Vamos analisar a proposta de alteração do regime de imposto de renda por outro ponto de vista, a tônica que vem sendo dada pela mídia a respeito do tema deve considerar outras perspectivas, tal como Velázquez fez.
Por meio do Projeto de Lei (PL) n. 1.087/2025, o governo pretende isentar o imposto de renda devido por pessoas físicas que ganham até 5 mil reais por mês. Em contrapartida, os dividendos recebidos por empresários, hoje isentos, passariam a ser tributados em 10%, desde que os seus rendimentos totais, incluindo os dividendos, sejam superiores a 50 mil mensais. Na época em que o PL n. 1.087/2025 foi apresentado, os pulmões de integrantes da equipe econômica do governo e de pessoas mais ligadas à esquerda se encheram para dizer que a proposta estabelece justiça fiscal, porque milionários pagam menos impostos do que a população em geral.

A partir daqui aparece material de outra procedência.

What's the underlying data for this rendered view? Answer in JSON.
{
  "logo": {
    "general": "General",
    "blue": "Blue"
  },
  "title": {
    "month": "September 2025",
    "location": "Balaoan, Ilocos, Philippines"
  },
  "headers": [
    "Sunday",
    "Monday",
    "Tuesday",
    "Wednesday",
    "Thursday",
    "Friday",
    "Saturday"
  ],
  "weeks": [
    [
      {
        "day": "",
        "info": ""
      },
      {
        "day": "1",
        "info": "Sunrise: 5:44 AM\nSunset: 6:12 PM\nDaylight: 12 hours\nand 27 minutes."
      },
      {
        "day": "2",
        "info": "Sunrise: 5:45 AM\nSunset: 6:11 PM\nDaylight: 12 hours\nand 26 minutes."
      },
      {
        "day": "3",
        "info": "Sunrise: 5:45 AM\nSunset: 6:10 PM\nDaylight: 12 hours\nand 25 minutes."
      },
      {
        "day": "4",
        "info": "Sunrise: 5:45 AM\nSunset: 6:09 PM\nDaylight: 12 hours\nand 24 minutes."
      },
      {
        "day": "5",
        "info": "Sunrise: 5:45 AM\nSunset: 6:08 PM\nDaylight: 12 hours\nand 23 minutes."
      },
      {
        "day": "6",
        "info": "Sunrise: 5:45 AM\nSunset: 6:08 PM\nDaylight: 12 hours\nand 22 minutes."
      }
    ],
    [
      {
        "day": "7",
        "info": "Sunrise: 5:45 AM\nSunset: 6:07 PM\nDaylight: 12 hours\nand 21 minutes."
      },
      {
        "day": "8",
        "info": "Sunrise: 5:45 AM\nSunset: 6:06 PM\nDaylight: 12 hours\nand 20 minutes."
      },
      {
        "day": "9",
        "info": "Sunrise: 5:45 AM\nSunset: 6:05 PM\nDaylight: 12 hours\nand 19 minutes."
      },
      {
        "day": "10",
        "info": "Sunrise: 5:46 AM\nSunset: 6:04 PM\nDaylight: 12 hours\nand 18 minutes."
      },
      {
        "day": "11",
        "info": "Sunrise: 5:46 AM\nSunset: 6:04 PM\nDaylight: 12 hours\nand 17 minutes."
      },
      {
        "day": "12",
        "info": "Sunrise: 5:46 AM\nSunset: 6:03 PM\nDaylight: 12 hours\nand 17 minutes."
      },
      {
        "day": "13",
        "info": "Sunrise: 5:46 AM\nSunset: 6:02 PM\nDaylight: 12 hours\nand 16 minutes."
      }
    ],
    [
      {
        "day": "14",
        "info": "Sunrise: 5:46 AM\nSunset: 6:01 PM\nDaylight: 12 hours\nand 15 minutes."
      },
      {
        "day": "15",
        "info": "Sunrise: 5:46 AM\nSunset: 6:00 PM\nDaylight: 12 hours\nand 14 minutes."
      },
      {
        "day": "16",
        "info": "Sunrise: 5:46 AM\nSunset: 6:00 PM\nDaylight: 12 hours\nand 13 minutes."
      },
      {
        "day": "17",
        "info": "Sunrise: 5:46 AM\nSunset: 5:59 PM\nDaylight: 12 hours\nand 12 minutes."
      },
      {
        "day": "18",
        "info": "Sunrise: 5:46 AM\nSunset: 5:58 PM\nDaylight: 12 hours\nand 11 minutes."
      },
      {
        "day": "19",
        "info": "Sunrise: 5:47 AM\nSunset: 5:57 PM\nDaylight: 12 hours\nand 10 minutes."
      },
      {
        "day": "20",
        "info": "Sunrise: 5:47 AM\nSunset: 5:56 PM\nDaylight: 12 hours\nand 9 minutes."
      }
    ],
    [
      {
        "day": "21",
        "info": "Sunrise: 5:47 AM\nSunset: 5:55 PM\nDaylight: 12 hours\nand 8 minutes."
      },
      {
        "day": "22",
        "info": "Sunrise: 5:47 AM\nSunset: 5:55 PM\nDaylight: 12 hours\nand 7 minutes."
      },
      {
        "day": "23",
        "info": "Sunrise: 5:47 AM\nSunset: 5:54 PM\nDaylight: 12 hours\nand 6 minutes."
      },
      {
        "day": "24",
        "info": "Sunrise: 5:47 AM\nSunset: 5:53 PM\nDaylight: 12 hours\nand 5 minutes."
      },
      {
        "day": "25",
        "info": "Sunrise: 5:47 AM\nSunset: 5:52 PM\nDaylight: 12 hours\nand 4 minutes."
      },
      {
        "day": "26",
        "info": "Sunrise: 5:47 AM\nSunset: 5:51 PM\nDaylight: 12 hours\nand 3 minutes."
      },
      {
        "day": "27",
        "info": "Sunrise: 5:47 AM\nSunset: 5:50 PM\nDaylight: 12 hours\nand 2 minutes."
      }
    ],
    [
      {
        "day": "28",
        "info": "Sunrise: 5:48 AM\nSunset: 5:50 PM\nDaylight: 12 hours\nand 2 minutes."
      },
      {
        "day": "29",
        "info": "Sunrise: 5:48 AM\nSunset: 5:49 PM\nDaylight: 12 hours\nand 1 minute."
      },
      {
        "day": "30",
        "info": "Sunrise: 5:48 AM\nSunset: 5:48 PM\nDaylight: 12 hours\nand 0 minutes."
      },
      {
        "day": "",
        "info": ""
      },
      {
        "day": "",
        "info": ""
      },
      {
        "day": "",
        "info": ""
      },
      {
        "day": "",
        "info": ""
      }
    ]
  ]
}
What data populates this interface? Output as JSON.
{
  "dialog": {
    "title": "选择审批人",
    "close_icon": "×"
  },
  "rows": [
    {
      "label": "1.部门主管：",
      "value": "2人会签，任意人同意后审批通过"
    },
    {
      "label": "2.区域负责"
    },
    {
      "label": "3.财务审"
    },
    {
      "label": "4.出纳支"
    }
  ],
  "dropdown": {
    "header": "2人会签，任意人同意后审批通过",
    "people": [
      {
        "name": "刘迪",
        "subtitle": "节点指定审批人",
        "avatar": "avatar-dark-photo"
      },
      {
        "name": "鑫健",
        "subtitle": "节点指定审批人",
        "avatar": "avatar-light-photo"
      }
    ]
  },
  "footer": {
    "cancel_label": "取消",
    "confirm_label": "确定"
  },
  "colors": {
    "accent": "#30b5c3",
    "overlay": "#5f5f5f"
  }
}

O coro não terminou, porque notícias dessa natureza têm se multiplicado, como a publicada no site da VEJA NEGÓCIOS no último dia 2 de maio. Ao tratar do novo imposto de renda, a reportagem deu ênfase a informações da Receita Federal que pretendem ser marcantes, até mesmo estéticas. No Brasil, existem três bilionários que recebem cerca de 1 bilhão de reais por ano e cujos impostos de renda representam, em média, 1,5% dos rendimentos; há o grupo com rendimentos entre 750 mil e 1 bilhão de reais, cuja alíquota média é de 2,54%; e para os brasileiros que ganham em torno de 4 mil reais, o gravame médio está em 8%. Ficou a sugestão de que o imposto de renda é regressivo e deve ser alterado.

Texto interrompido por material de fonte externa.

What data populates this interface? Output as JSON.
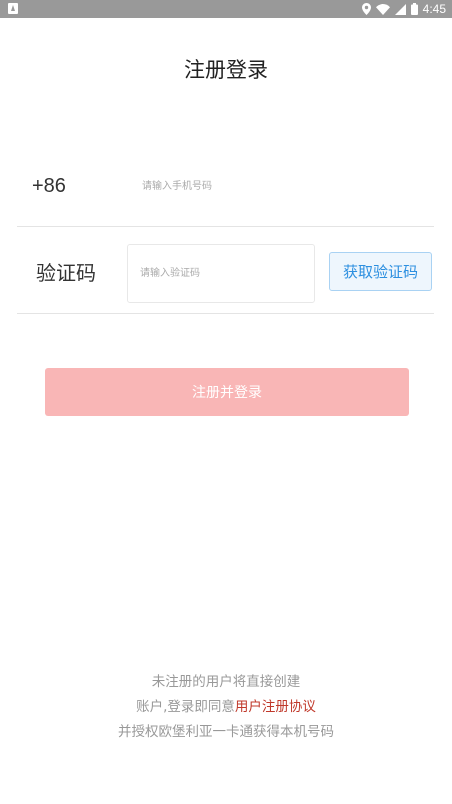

Mas a retórica deixa escapar um ângulo fundamental, que é a visão do empresário e as razões que o motivam.
A proposta de isenção do imposto de renda sobre dividendos veio em agosto de 1995 com a apresentação do PL n. 913/1995. A conversão veio em dezembro do mesmo ano com a Lei n. 9.249/1995. A tramitação foi rápida e havia razões para isso. Saíamos de períodos turbulentos, o primeiro presidente eleito desde a década de 1960 havia sido removido do poder. Em 1992, ano do impeachment, a hiperinflação bateu 1.700% e, no acumulado de 12 meses até junho de 1994, chegou a 4.900%. Não tínhamos investimentos e algo precisava ser feito. Uma das alternativas para que investidores passassem a ver, como oportunidade, um país tão conturbado foi justamente a isenção do tributo sobre dividendos. Deu certo.

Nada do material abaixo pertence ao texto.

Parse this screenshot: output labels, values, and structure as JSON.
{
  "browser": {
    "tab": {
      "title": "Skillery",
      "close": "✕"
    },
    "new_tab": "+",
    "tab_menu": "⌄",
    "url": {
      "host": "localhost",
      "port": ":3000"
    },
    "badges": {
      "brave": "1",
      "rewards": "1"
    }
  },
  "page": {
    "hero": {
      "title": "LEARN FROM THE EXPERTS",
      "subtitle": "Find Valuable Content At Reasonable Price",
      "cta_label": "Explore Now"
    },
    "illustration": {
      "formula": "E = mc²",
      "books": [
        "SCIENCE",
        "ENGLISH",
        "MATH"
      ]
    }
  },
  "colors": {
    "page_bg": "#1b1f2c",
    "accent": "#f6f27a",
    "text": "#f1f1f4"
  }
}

Atualmente, não temos inflação galopante, todavia há sinais de que a credibilidade do país está em xeque, da mesma forma como esteve no passado.
Do ponto de vista econômico, as notícias falam por si só. Conforme notícias, o Instituto de Pesquisas Aplicadas (Ipea) apurou que 60% dos gastos do governo são com a Previdência Social e despesas com pessoal (não computados os valores relacionados à última fraude ao INSS, estimada em mais de 8 bilhões de reais). Quando somadas outras rubricas, tais como bolsa família, benefícios sociais e precatórios, a conclusão do Ipea é a de que, hoje, 98% do orçamento da União está comprometido, podendo chegar a 100% a partir de 2027.
E aqui cabe perguntar: como o empresário confiará seus recursos no Brasil? Como saber se o país irá saldar obrigações com construtoras, fornecedores de bens e serviços, com hospitais e órgãos púbicos, por exemplo? Com saber se, no futuro, o país pagará os títulos públicos emitidos? Com 100% do orçamento comprometido, declarará moratória?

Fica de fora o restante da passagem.